The Arkansas Democrat-Gazette has been ravaged by the industry-wide decline in circulation and advertising, but it continues to invest in important state Capitol reporting.
A good example came last Sunday, when veteran statehouse reporter Michael Wickline delved further into a no-bid education consulting contract that had raised at least a few legislative eyebrows. My summary, taken from a post on the Arkansas Blog:
The push for the contract came from Bill Gossage, deputy chief of staff to Gov. Asa Hutchinson and a former legislator. He is also an alumnus of another powerful lobby, the good old boys club of school superintendents that forms one of the Capitol's most powerful lobby groups. They've even defeated the Walton charter school lobby a time or two. That isn't easy.
Gossage put in a good word for the consultants with House Speaker Jeremy Gillam. Gillam said Gossage's endorsement gave him the "confidence" to OK taxpayer-financed junkets for 14 legislators and assorted bureaucrats to get a look at the work being done by the would-be consultant, Solution Tree.
Solution Tree wanted to get a contract for its "professional learning community at work" program. Sen. Linda Chesterfield, a former teacher, said this is just a euphemism for team learning for teachers. Nothing wrong with the concept, but Solution Tree is neither the inventor nor sole seller of such programs.
Forget Chesterfield, who may be a teacher but who is also a Democrat and they are not in power currently. With a push from Gossage, the House speaker and Gov. Asa Hutchinson's education czar, Johnny Key, the deal was done. Solution Tree got approval from the legislature for a $4 million pilot project this year and another $8.5 million worth of consulting work next year.

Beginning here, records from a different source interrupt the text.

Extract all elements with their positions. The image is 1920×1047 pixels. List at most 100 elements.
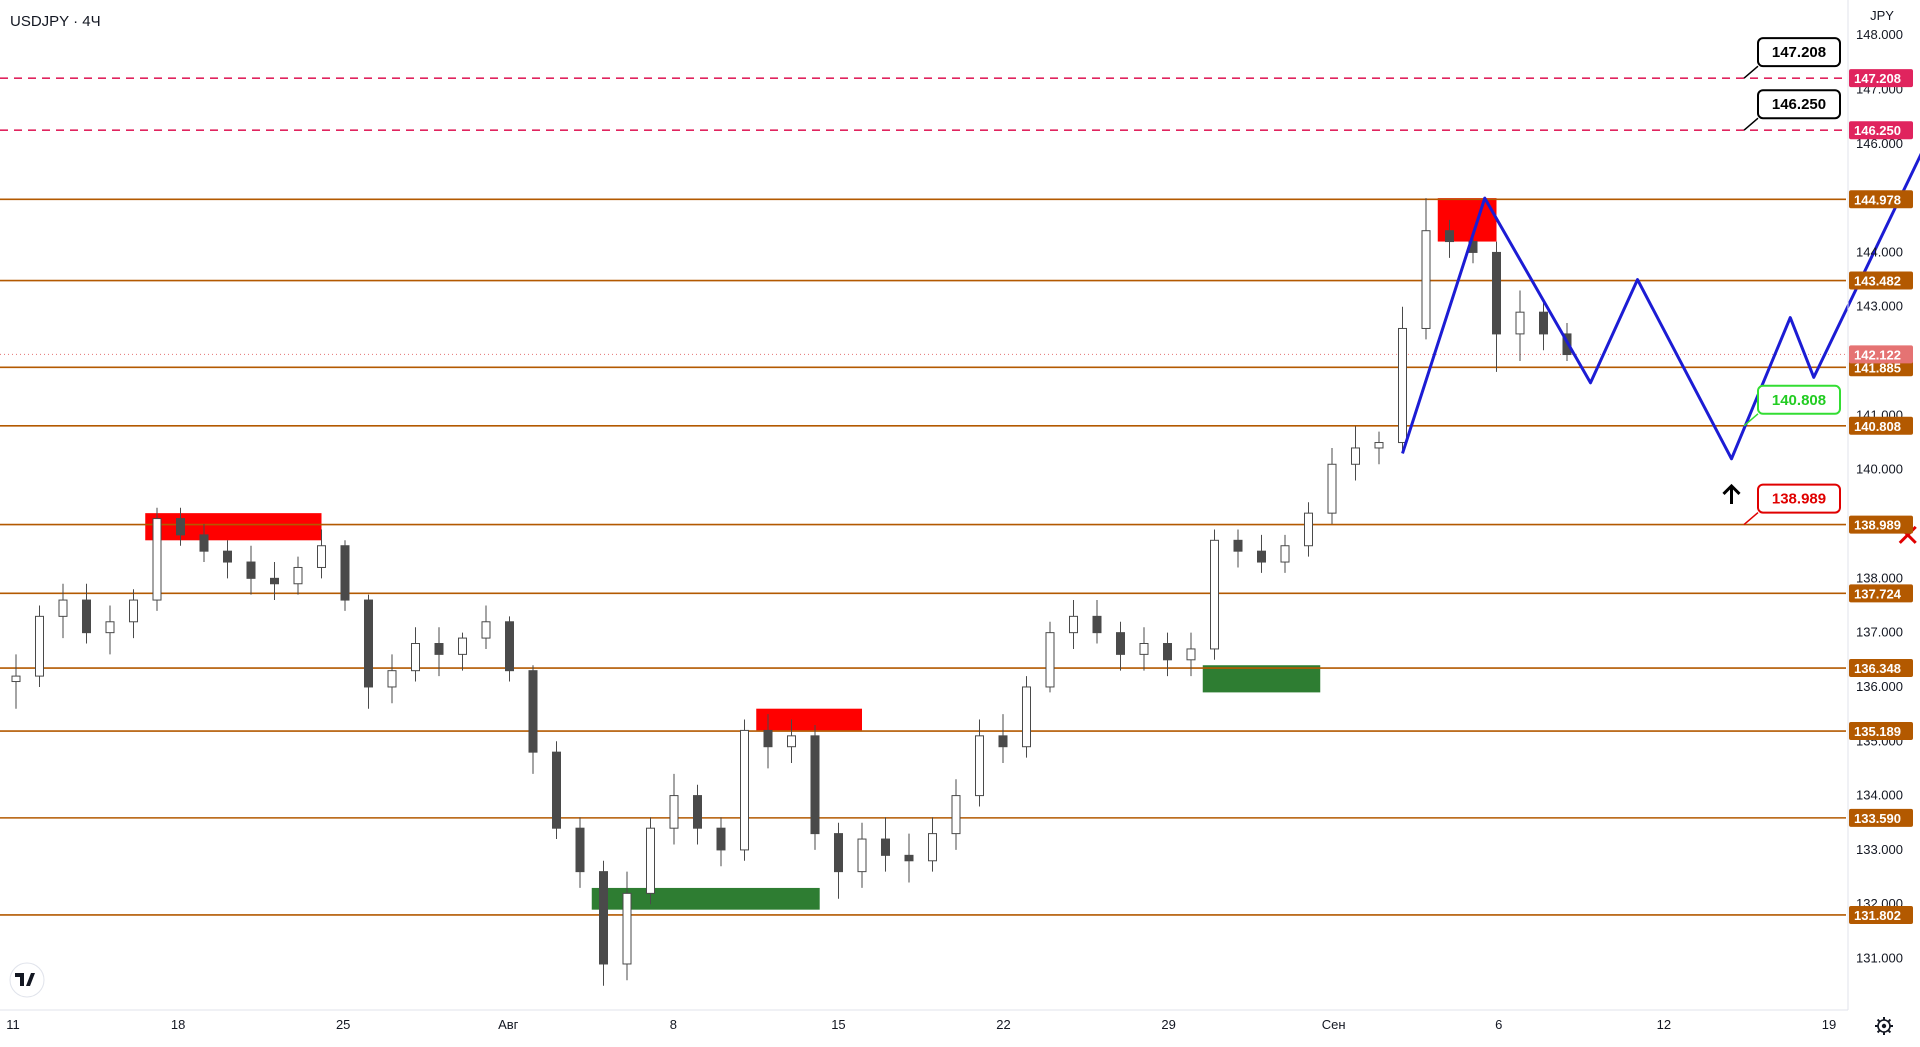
time-tick-label: 15	[831, 1017, 845, 1032]
candle-body	[36, 616, 44, 676]
candle-body	[459, 638, 467, 654]
candle-body	[600, 872, 608, 964]
candle-body	[1258, 551, 1266, 562]
price-tick-label: 148.000	[1856, 27, 1903, 42]
candle-body	[1140, 644, 1148, 655]
time-tick-label: 19	[1822, 1017, 1836, 1032]
level-price-tag: 136.348	[1854, 661, 1901, 676]
time-tick-label: 18	[171, 1017, 185, 1032]
candle-body	[529, 671, 537, 752]
candle-body	[811, 736, 819, 834]
callout-label: 147.208	[1772, 44, 1826, 61]
candle-body	[1352, 448, 1360, 464]
price-tick-label: 138.000	[1856, 570, 1903, 585]
candle-body	[717, 828, 725, 850]
tradingview-logo-icon[interactable]	[10, 963, 44, 997]
candle-body	[1399, 328, 1407, 442]
candle-body	[12, 676, 20, 681]
candle-body	[764, 730, 772, 746]
candle-body	[788, 736, 796, 747]
candle-body	[482, 622, 490, 638]
candle	[811, 725, 819, 850]
candle-body	[341, 546, 349, 600]
candle-body	[1187, 649, 1195, 660]
candle-body	[647, 828, 655, 893]
current-price-tag: 142.122	[1854, 347, 1901, 362]
candle	[1211, 529, 1219, 659]
candle-body	[435, 644, 443, 655]
supply-zone	[756, 709, 862, 731]
candle-body	[1493, 252, 1501, 333]
candle-body	[553, 752, 561, 828]
candle	[1046, 622, 1054, 693]
price-tick-label: 143.000	[1856, 299, 1903, 314]
candle-body	[1093, 616, 1101, 632]
callout-label: 140.808	[1772, 392, 1826, 409]
candle-body	[1046, 633, 1054, 687]
candle-body	[670, 796, 678, 829]
level-price-tag: 137.724	[1854, 586, 1902, 601]
candle-body	[1211, 540, 1219, 649]
settings-gear-icon[interactable]	[1875, 1017, 1893, 1035]
candle-body	[882, 839, 890, 855]
supply-zone	[145, 513, 321, 540]
time-tick-label: 8	[670, 1017, 677, 1032]
candle-body	[130, 600, 138, 622]
candle	[341, 540, 349, 611]
candle-body	[1516, 312, 1524, 334]
callout-label: 138.989	[1772, 491, 1826, 508]
time-tick-label: 11	[6, 1017, 20, 1032]
candle-body	[576, 828, 584, 871]
currency-label[interactable]: JPY	[1870, 8, 1894, 23]
candle-body	[412, 644, 420, 671]
candle-body	[224, 551, 232, 562]
candle	[153, 508, 161, 611]
demand-zone	[1203, 665, 1321, 692]
candle-body	[694, 796, 702, 829]
time-tick-label: 22	[996, 1017, 1010, 1032]
price-tick-label: 144.000	[1856, 244, 1903, 259]
candle-body	[106, 622, 114, 633]
candle-body	[153, 519, 161, 600]
candle-body	[1023, 687, 1031, 747]
price-tick-label: 131.000	[1856, 951, 1903, 966]
price-tick-label: 134.000	[1856, 788, 1903, 803]
candle-body	[1305, 513, 1313, 546]
candle-body	[999, 736, 1007, 747]
candle-body	[200, 535, 208, 551]
candle-body	[623, 893, 631, 964]
level-price-tag: 144.978	[1854, 192, 1901, 207]
candle-body	[318, 546, 326, 568]
candle-body	[365, 600, 373, 687]
chart-title[interactable]: USDJPY · 4Ч	[10, 13, 101, 30]
candle-body	[1234, 540, 1242, 551]
price-tick-label: 140.000	[1856, 462, 1903, 477]
candle	[553, 741, 561, 839]
level-price-tag: 143.482	[1854, 274, 1901, 289]
candle-body	[1070, 616, 1078, 632]
candle-body	[905, 855, 913, 860]
candle-body	[1446, 231, 1454, 242]
candle-body	[1422, 231, 1430, 329]
price-tick-label: 136.000	[1856, 679, 1903, 694]
candle-body	[506, 622, 514, 671]
candle-body	[247, 562, 255, 578]
candle-body	[177, 519, 185, 535]
level-price-tag: 135.189	[1854, 724, 1901, 739]
candle-body	[952, 796, 960, 834]
candle-body	[294, 567, 302, 583]
level-price-tag: 133.590	[1854, 811, 1901, 826]
time-tick-label: Сен	[1322, 1017, 1346, 1032]
candle-body	[271, 578, 279, 583]
time-tick-label: 29	[1161, 1017, 1175, 1032]
time-tick-label: 25	[336, 1017, 350, 1032]
candle-body	[1281, 546, 1289, 562]
candle-body	[741, 730, 749, 849]
level-price-tag: 131.802	[1854, 908, 1901, 923]
candle-body	[976, 736, 984, 796]
candle-body	[929, 834, 937, 861]
time-tick-label: Авг	[498, 1017, 519, 1032]
candle-body	[59, 600, 67, 616]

Education Commissioner Key was at work with Solution Tree on implementation before the legislature had approved the contract (over scattered objections). Key, a veteran legislator, had to know this pie was pre-baked. Key pushed back aggressively when Ed Armstrong, the state procurement director, bravely suggested some other vendors might be able to provide the same sort of consulting. Perhaps some competing proposals should be sought. With a gubernatorial deputy chief of staff behind the deal and the governor's hand-picked education czar expressing "frustration" at the holdup from procurement, however, Armstrong got the message. He went along with a "sole source" provider contract. Putting all this together was a great piece of reporting by Wickline, though such deals tend to be clouded by all the details. Straight reporters can't always connect the dots without appearing to be opinionated. I have no such impediment. Whenever I read a story like this I'm reminded of my drives in the humid evenings through the coastal marshes of my boyhood home in Louisiana. The decomposition of organic matter was ongoing. It created a persistent stench. We called it swamp gas. Swamp gas comes with absolute power in a political ecosystem, too. Strong leadership can combat it. Hutchinson, who I've heard might have even raised questions about a no-bid deal, seems unwilling to act when his appointees demonstrate a lack of fitness. Gossage isn't the first. I also note that the governor — who professes a belief in Arkansas's ability to match the world in technology – often seems to find an out-of-state consultant necessary for advice, whether the subject is health, lottery, insurance, education or even football stadiums.
PS: Do a Google search on Solution Tree and the multi-million-dollar Professional Learning Communities at Work program it just sold to Arkansas. It has supporters and critics. Nobody thinks collaboration among teachers to share strategy is a bad idea, but many factors can influence the results. Arkansas is about to put their model to a $12.5 million test.